Do mais recente relatório de actividades das Comissões de Protecção de Crianças e Jovens, sabe-se que em 2019 houve nove comunicações por maus tratos relacionados com MGF. A Comissão Nacional de Promoção dos Direitos e Protecção das Crianças e Jovens confirma que três destas denúncias por perigo de MGF referiam-se a crianças no escalão etário de zero a dois anos. Recorde-se que, no ano passado, uma menina recém-nascida e a irmã e um ano e meio foram retiradas aos pais pelo tribunal de menores do Seixal. A família tem sido acompanhada por uma entidade especializada para evitar que as meninas sejam submetidas à prática.

O estudo mais recente sobre mutilação genital feminina em Portugal, publicado pelo Observatório Nacional de Violência e Género em 2015, estima que residam em Portugal mais de 6500 mulheres com 15 ou mais anos já tenham sido vítimas de mutilação genital, e cerca de 1830 meninas com menos de 15 anos já teriam sido submetidas a esta prática ou estariam em risco de o ser.

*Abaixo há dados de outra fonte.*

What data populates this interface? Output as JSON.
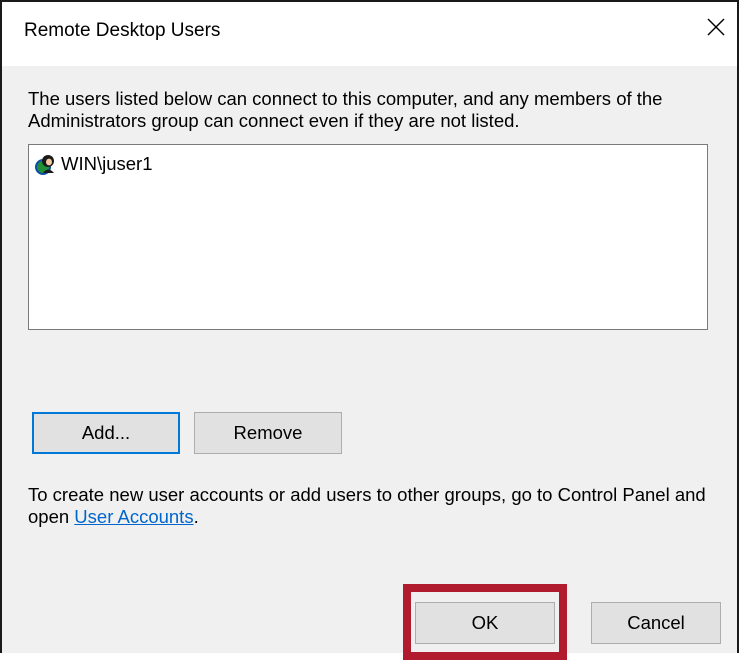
{
  "window": {
    "title": "Remote Desktop Users",
    "close_icon": "close-icon"
  },
  "intro_text": "The users listed below can connect to this computer, and any members of the Administrators group can connect even if they are not listed.",
  "users": [
    {
      "name": "WIN\\juser1",
      "icon": "user-icon"
    }
  ],
  "buttons": {
    "add": "Add...",
    "remove": "Remove",
    "ok": "OK",
    "cancel": "Cancel"
  },
  "help": {
    "prefix": "To create new user accounts or add users to other groups, go to Control Panel and open ",
    "link": "User Accounts",
    "suffix": "."
  },
  "colors": {
    "highlight": "#b01c2e",
    "focus": "#0078d7",
    "link": "#0066cc"
  }
}
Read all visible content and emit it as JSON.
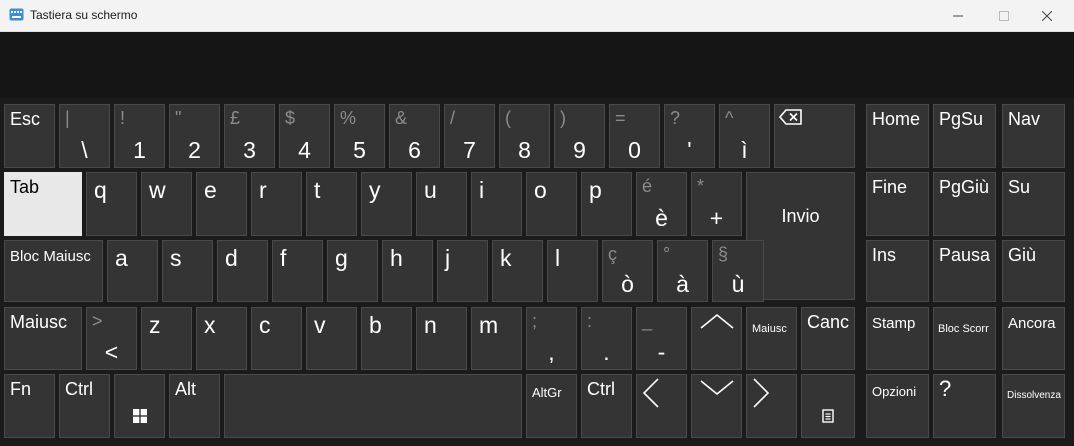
{
  "window": {
    "title": "Tastiera su schermo"
  },
  "keys": {
    "esc": "Esc",
    "n1": {
      "shift": "!",
      "main": "1"
    },
    "n2": {
      "shift": "\"",
      "main": "2"
    },
    "n3": {
      "shift": "£",
      "main": "3"
    },
    "n4": {
      "shift": "$",
      "main": "4"
    },
    "n5": {
      "shift": "%",
      "main": "5"
    },
    "n6": {
      "shift": "&",
      "main": "6"
    },
    "n7": {
      "shift": "/",
      "main": "7"
    },
    "n8": {
      "shift": "(",
      "main": "8"
    },
    "n9": {
      "shift": ")",
      "main": "9"
    },
    "n0": {
      "shift": "=",
      "main": "0"
    },
    "apos": {
      "shift": "?",
      "main": "'"
    },
    "igrave": {
      "shift": "^",
      "main": "ì"
    },
    "backslash": {
      "shift": "|",
      "main": "\\"
    },
    "tab": "Tab",
    "q": "q",
    "w": "w",
    "e": "e",
    "r": "r",
    "t": "t",
    "y": "y",
    "u": "u",
    "i": "i",
    "o": "o",
    "p": "p",
    "egrave": {
      "shift": "é",
      "main": "è"
    },
    "plus": {
      "shift": "*",
      "main": "+"
    },
    "invio": "Invio",
    "caps": "Bloc Maiusc",
    "a": "a",
    "s": "s",
    "d": "d",
    "f": "f",
    "g": "g",
    "h": "h",
    "j": "j",
    "k": "k",
    "l": "l",
    "ograve": {
      "shift": "ç",
      "main": "ò"
    },
    "agrave": {
      "shift": "°",
      "main": "à"
    },
    "ugrave": {
      "shift": "§",
      "main": "ù"
    },
    "lshift": "Maiusc",
    "lt": {
      "shift": ">",
      "main": "<"
    },
    "z": "z",
    "x": "x",
    "c": "c",
    "v": "v",
    "b": "b",
    "n": "n",
    "m": "m",
    "comma": {
      "shift": ";",
      "main": ","
    },
    "period": {
      "shift": ":",
      "main": "."
    },
    "minus": {
      "shift": "_",
      "main": "-"
    },
    "rshift": "Maiusc",
    "canc": "Canc",
    "fn": "Fn",
    "ctrl": "Ctrl",
    "alt": "Alt",
    "altgr": "AltGr",
    "rctrl": "Ctrl",
    "home": "Home",
    "pgsu": "PgSu",
    "nav": "Nav",
    "fine": "Fine",
    "pggiu": "PgGiù",
    "su": "Su",
    "ins": "Ins",
    "pausa": "Pausa",
    "giu": "Giù",
    "stamp": "Stamp",
    "blocscorr": "Bloc Scorr",
    "ancora": "Ancora",
    "opzioni": "Opzioni",
    "help": "?",
    "dissolvenza": "Dissolvenza"
  },
  "icons": {
    "app": "keyboard-icon",
    "backspace": "backspace-icon",
    "windows": "windows-logo-icon",
    "menu": "context-menu-icon",
    "up": "chevron-up-icon",
    "down": "chevron-down-icon",
    "left": "chevron-left-icon",
    "right": "chevron-right-icon"
  },
  "colors": {
    "key": "#343434",
    "key_active": "#e8e8e8",
    "background": "#1b1b1b",
    "titlebar": "#f3f3f3"
  }
}
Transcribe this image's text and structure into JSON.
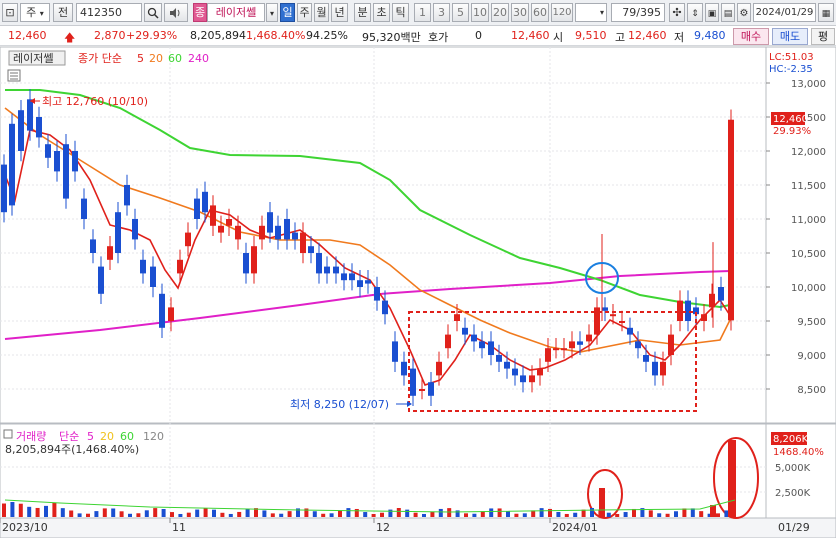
{
  "toolbar": {
    "frame_icon": "⊡",
    "period_select": "주",
    "prev_label": "전",
    "code_value": "412350",
    "search_icon": "search-icon",
    "name_value": "레이저쎌",
    "tag_label": "종",
    "day_label": "일",
    "week_label": "주",
    "month_label": "월",
    "year_label": "년",
    "minute_label": "분",
    "second_label": "초",
    "tick_label": "틱",
    "intervals": [
      "1",
      "3",
      "5",
      "10",
      "20",
      "30",
      "60",
      "120"
    ],
    "count_value": "79/395",
    "date_value": "2024/01/29"
  },
  "quote": {
    "price": "12,460",
    "change": "2,870",
    "change_pct": "+29.93%",
    "volume": "8,205,894",
    "volume_ratio": "1,468.40%",
    "turnover_ratio": "94.25%",
    "amount": "95,320백만",
    "hoga_label": "호가",
    "hoga_value": "0",
    "hoga_price": "12,460",
    "open_label": "시",
    "open_value": "9,510",
    "high_label": "고",
    "high_value": "12,460",
    "low_label": "저",
    "low_value": "9,480",
    "buy_label": "매수",
    "sell_label": "매도",
    "flat_label": "평"
  },
  "chart": {
    "name_tag": "레이저쎌",
    "ma_label": "종가 단순",
    "ma_periods": [
      "5",
      "20",
      "60",
      "240"
    ],
    "lc_label": "LC:51.03",
    "hc_label": "HC:-2.35",
    "y_ticks": [
      "13,000",
      "12,500",
      "12,000",
      "11,500",
      "11,000",
      "10,500",
      "10,000",
      "9,500",
      "9,000",
      "8,500"
    ],
    "last_price_tag": "12,460",
    "last_pct_tag": "29.93%",
    "high_annotation": "최고 12,760 (10/10)",
    "low_annotation": "최저 8,250 (12/07)",
    "colors": {
      "up": "#e0211b",
      "down": "#1a4fd1",
      "ma5": "#e0211b",
      "ma20": "#f07a1e",
      "ma60": "#3ed433",
      "ma240": "#e020c8"
    }
  },
  "volume": {
    "title": "거래량",
    "ma_label": "단순",
    "ma_periods": [
      "5",
      "20",
      "60",
      "120"
    ],
    "value_text": "8,205,894주(1,468.40%)",
    "y_ticks": [
      "5,000K",
      "2,500K"
    ],
    "last_tag": "8,206K",
    "last_pct": "1468.40%"
  },
  "xaxis": {
    "labels": [
      "2023/10",
      "11",
      "12",
      "2024/01"
    ],
    "last_date": "01/29"
  }
}
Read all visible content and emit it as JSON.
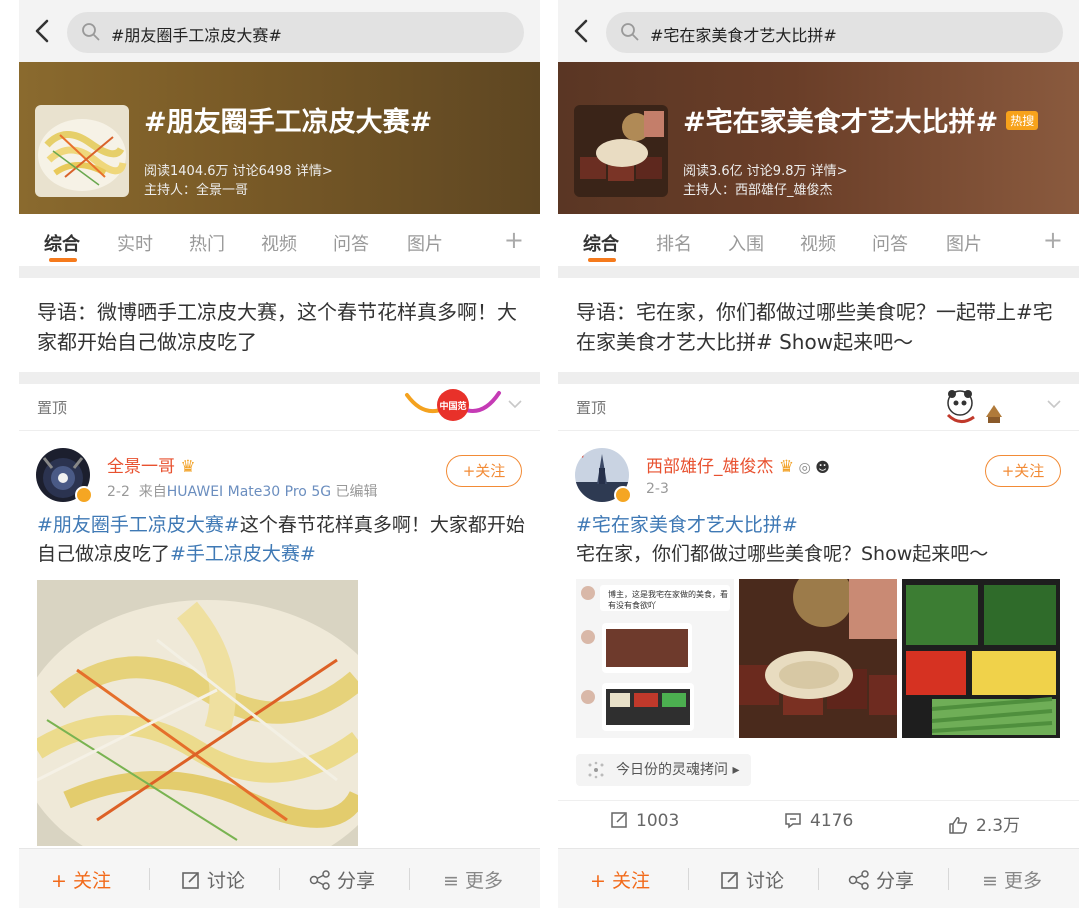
{
  "left": {
    "search": {
      "query": "#朋友圈手工凉皮大赛#"
    },
    "banner": {
      "title": "#朋友圈手工凉皮大赛#",
      "stats": "阅读1404.6万 讨论6498 详情>",
      "host": "主持人：全景一哥"
    },
    "tabs": [
      "综合",
      "实时",
      "热门",
      "视频",
      "问答",
      "图片"
    ],
    "tab_plus": "+",
    "intro": "导语：微博晒手工凉皮大赛，这个春节花样真多啊！大家都开始自己做凉皮吃了",
    "pinned": {
      "label": "置顶",
      "deco_text": "中国范"
    },
    "post": {
      "username": "全景一哥",
      "date": "2-2",
      "source_prefix": "来自",
      "device": "HUAWEI Mate30 Pro 5G",
      "edited": "已编辑",
      "follow": "+关注",
      "tag1": "#朋友圈手工凉皮大赛#",
      "body1": "这个春节花样真多啊！大家都开始自己做凉皮吃了",
      "tag2": "#手工凉皮大赛#"
    },
    "bottom": {
      "follow": "+ 关注",
      "discuss": "讨论",
      "share": "分享",
      "more": "≡ 更多"
    }
  },
  "right": {
    "search": {
      "query": "#宅在家美食才艺大比拼#"
    },
    "banner": {
      "title": "#宅在家美食才艺大比拼#",
      "badge": "热搜",
      "stats": "阅读3.6亿 讨论9.8万 详情>",
      "host": "主持人：西部雄仔_雄俊杰"
    },
    "tabs": [
      "综合",
      "排名",
      "入围",
      "视频",
      "问答",
      "图片"
    ],
    "tab_plus": "+",
    "intro": "导语：宅在家，你们都做过哪些美食呢？一起带上#宅在家美食才艺大比拼# Show起来吧～",
    "pinned": {
      "label": "置顶"
    },
    "post": {
      "username": "西部雄仔_雄俊杰",
      "date": "2-3",
      "follow": "+关注",
      "tag": "#宅在家美食才艺大比拼#",
      "body": "宅在家，你们都做过哪些美食呢？Show起来吧～",
      "chat_text": "博主，这是我宅在家做的美食，看有没有食欲吖",
      "location": "今日份的灵魂拷问 ▸"
    },
    "stats": {
      "repost": "1003",
      "comment": "4176",
      "like": "2.3万"
    },
    "bottom": {
      "follow": "+ 关注",
      "discuss": "讨论",
      "share": "分享",
      "more": "≡ 更多"
    }
  },
  "colors": {
    "accent": "#f57a1c",
    "link": "#3f79b5",
    "username": "#e8512f"
  }
}
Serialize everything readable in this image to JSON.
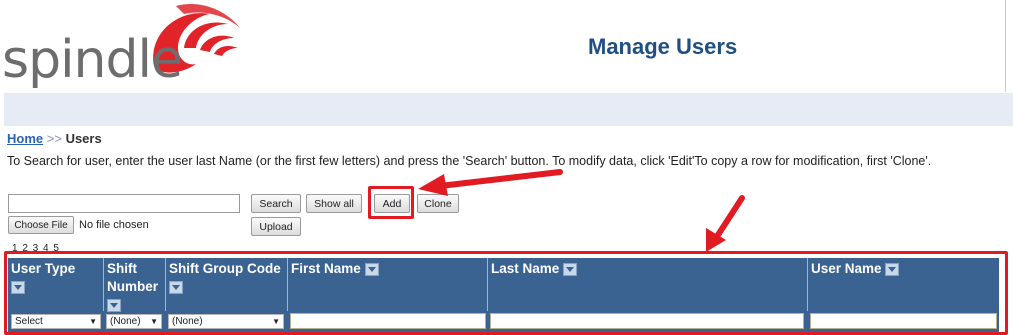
{
  "header": {
    "logo_text": "spindle",
    "title": "Manage Users"
  },
  "breadcrumb": {
    "home": "Home",
    "separator": ">>",
    "current": "Users"
  },
  "instructions": "To Search for user, enter the user last Name (or the first few letters) and press the 'Search' button. To modify data, click 'Edit'To copy a row for modification, first 'Clone'.",
  "search": {
    "value": "",
    "placeholder": ""
  },
  "file": {
    "choose_label": "Choose File",
    "status": "No file chosen"
  },
  "buttons": {
    "search": "Search",
    "show_all": "Show all",
    "add": "Add",
    "clone": "Clone",
    "upload": "Upload"
  },
  "pager": "1 2 3 4 5",
  "grid": {
    "columns": [
      "User Type",
      "Shift Number",
      "Shift Group Code",
      "First Name",
      "Last Name",
      "User Name"
    ],
    "filters": {
      "user_type": "Select",
      "shift_number": "(None)",
      "shift_group_code": "(None)"
    }
  },
  "colors": {
    "title": "#1f4f85",
    "grid_header": "#3a6391",
    "annotation": "#e21b22",
    "logo_swirl": "#e0242a"
  }
}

Entre 2014 e 2019, através do Registo de Saúde Electrónico (antiga plataforma de dados da saúde), foram identificadas 394 mulheres submetidas à MGF. Este número tem vindo a aumentar de ano para ano, com cerca de um terço destes registos feitos apenas no ano passado, depois do arranque do projecto Práticas Saudáveis. De acordo com o último relatório da DGS, publicado em 2018, a maioria dos casos identificados não é recente, tratando-se sobretudo de mulheres adultas submetidas à MGF na infância e fora de Portugal.